Nous sommes en Avril 1942, dans une Europe jetée à feu et à sang par la guerre d'Adolf Hitler. L'action se situe en Suisse, pays neutre, plus particulièrement dans le bourg de Payerne, réputé pour sa charcuterie. Là, le chômage et la misère aiguisent la haine ancestrale du juif. Autour d'un garagiste, Fernand Ischi et du pasteur Lugrin, s'organise un complot anti-juif. Il faut une victime : un juif pour l'exemple. Ce sera Arthur Bloch, le marchand de bestiaux.

Le roman se décompose en trois parties. Jacques Chessex pose d'abord avec précision l'atmosphère antisémite qui ronge Payerne : il dresse minutieusement les portraits de leaders d'extrême-droite particulièrement virulents : Fernand Ischi, violent jusqu'avec sa maîtresse qu'il humilie lors des ébats amoureux, le pasteur Lugrin, pasteur particulièrement doué dans la diatribe antisémite, Georges Oltramare obsédé par la victoire de l'Allemagne nazie. La plupart de ces tristes sires sont inscrits depuis plusieurs années au Mouvement National Suisse.

Ensuite, Jacques Chessex nous plonge dans l'action la plus sombre : celle de la traque et de la mise à mort d'Arthur Bloch, lors d'une foire aux bestiaux à Payerne. Ce passage est particulièrement cru et révoltant : il s'agit en effet d'attirer Bloch dans un endroit retiré du bourg, de le battre à coups de barre de fer jusqu'à ce que mort s'ensuive, de le découper comme un vulgaire bestiaux afin de faire disparaître le cadavre dans la rivière.

Vient enfin la troisième partie : l'enquête et le procès des criminels. Ces deux aspects de l'histoire sont racontés très rapidement : Chessex ne s'y attarde guère.

Ce roman a donc comme principal intérêt de dénoncer la bêtise et l'horreur liés à l'antisémitisme. Il dresse un tableau assez précis des mouvements pronazis qui gangrènent la Suisse de manière souterraine. L'écriture de Chessex se fait froide et diagnostique.
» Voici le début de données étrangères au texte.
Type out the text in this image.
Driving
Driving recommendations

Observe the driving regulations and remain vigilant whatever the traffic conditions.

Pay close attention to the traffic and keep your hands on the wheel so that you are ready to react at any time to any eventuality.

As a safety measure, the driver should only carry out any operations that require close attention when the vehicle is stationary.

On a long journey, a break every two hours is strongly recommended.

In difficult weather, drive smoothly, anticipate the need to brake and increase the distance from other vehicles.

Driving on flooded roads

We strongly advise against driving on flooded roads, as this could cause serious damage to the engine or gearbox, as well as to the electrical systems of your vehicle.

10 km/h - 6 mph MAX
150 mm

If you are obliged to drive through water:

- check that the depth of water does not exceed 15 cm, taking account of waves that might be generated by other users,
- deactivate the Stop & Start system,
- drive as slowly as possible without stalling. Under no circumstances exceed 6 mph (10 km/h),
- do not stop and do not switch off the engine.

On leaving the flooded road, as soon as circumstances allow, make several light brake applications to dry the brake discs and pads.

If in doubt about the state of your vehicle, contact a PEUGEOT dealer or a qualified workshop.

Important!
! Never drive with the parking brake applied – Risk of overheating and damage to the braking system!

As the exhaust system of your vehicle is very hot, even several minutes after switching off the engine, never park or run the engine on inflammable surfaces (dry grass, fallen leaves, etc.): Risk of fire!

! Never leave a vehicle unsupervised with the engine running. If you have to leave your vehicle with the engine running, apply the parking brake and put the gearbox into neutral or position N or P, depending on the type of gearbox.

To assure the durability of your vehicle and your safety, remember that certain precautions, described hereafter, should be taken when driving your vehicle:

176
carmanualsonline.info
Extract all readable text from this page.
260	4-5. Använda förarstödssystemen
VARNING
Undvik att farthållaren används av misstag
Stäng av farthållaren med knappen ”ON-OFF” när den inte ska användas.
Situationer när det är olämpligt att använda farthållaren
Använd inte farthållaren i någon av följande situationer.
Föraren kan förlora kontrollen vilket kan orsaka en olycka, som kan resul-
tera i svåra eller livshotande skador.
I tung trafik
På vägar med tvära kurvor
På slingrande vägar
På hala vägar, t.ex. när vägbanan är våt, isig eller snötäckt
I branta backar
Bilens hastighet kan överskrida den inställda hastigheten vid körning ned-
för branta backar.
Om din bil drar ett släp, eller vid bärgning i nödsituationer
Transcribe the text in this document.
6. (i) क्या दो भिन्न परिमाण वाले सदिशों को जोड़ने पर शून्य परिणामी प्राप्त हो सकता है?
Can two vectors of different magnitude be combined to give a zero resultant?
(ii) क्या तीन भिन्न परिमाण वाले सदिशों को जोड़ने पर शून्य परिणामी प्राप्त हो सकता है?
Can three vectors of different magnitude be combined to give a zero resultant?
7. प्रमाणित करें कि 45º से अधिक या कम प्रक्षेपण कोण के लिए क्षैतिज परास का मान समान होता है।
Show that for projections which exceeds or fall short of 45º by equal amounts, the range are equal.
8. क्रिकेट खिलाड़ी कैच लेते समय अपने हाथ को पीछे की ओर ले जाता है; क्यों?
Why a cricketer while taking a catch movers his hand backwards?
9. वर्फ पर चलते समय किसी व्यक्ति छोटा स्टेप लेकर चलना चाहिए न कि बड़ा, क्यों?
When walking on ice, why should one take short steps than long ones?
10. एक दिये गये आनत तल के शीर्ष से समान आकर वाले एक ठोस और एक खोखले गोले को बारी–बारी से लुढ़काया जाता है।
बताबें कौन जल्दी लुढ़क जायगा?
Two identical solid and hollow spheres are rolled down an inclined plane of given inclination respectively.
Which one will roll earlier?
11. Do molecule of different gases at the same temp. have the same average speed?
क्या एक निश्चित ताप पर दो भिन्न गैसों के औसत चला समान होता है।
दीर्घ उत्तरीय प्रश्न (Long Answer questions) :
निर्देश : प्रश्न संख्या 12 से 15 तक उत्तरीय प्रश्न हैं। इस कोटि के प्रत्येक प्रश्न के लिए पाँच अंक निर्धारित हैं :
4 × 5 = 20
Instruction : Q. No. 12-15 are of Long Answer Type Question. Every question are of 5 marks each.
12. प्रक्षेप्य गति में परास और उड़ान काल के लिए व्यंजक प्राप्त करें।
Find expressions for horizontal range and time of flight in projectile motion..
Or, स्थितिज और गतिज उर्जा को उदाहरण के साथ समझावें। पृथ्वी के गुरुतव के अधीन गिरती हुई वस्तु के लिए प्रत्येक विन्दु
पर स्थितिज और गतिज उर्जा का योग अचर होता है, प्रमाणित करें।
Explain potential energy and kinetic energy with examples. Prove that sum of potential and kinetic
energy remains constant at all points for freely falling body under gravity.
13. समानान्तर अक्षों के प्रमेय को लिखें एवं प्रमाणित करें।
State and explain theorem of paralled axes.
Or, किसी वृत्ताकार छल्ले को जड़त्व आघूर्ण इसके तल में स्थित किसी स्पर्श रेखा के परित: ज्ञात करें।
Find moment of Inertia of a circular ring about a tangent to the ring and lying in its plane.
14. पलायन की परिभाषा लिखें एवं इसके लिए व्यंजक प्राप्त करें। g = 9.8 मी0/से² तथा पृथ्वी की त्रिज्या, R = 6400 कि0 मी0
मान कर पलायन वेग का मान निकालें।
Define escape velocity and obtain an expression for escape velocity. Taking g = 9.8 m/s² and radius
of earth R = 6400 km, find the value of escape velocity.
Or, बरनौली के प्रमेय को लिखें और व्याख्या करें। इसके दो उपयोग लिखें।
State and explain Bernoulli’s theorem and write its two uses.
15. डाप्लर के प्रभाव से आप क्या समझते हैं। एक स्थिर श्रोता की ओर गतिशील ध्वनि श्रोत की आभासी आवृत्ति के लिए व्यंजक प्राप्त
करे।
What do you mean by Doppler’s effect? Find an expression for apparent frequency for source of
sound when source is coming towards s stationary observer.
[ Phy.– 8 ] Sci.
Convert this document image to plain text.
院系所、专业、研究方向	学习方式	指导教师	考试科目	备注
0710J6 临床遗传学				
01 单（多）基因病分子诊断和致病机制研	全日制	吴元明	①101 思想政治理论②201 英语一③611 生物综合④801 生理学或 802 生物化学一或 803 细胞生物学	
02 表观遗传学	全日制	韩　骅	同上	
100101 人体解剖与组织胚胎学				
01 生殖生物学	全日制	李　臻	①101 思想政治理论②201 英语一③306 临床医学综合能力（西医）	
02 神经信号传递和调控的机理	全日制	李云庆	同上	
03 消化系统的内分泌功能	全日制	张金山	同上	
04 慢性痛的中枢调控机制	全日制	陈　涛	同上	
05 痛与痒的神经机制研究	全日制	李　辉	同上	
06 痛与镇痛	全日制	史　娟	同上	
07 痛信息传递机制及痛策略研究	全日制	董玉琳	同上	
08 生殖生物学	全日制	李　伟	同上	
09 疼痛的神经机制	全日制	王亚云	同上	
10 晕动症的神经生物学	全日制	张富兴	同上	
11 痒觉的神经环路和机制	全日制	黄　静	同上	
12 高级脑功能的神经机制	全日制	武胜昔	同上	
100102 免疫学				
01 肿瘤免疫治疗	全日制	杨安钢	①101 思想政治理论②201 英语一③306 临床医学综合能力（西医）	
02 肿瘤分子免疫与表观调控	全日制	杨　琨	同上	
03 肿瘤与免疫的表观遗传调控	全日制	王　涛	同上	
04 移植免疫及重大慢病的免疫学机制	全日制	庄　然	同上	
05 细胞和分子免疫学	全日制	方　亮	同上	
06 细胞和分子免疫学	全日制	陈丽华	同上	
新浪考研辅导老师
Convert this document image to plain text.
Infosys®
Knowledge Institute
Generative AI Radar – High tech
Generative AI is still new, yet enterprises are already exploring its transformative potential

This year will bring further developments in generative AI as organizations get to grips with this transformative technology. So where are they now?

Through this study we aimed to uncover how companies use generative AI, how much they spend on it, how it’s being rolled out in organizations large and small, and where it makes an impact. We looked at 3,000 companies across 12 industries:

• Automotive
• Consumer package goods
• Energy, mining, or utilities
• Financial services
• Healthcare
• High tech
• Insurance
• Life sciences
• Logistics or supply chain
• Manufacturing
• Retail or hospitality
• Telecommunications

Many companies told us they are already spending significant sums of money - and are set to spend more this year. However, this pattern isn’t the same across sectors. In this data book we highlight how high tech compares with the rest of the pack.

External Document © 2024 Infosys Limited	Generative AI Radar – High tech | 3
Certes, il porte un jugement sévère sur les hommes qui ont mis à mort Arthur Bloch, mais il se contente de rapporter des faits sous forme de chronique ce qui donne à cette œuvre un aspect « antiroman » : nous sommes davantage ici en présence du témoignage de Chessex qui avait huit ans quand les faits relatés dans ce livre ont eu lieu.

Par ailleurs, l'ensemble se lit de manière rapide : une bonne demi-heure m'a suffit pour lire  l'intégralité de l'œuvre. Une demi-heure, certes, assez intense, mais qui laisse un goût d'inachevé et d'inabouti : car enfin, faire le portrait d'un personnage ne suffit pas à le faire vivre, à lui donner de l'épaisseur. J'étais sans doute dans l'attente d'un roman où la psychologie aurait été plus fouillée, où l'enquête aurait pu donner lieu à du suspense et à des rebondissements. Ces attentes-là furent déçues. Sans doute Chessex n'a-t-il pas voulu romancer l'horreur : le résultat est une œuvre frappante, mais qui hélas ne laisse pas grande trace dans la mémoire du lecteur… J'ai lu un juif pour l'exemple il y a une semaine, et j'ai presque dû le relire pour écrire cet article. C'est bien dommage en vérité, mais il semble que Chessex soit aussi un spécialiste du roman ultra-light… Voilà pourquoi, pour l'exemple, son œuvre se retrouve ici dans la catégorie « assez plaisant », car je pense qu'en matière de roman court, il y a des limites à ne pas dépasser.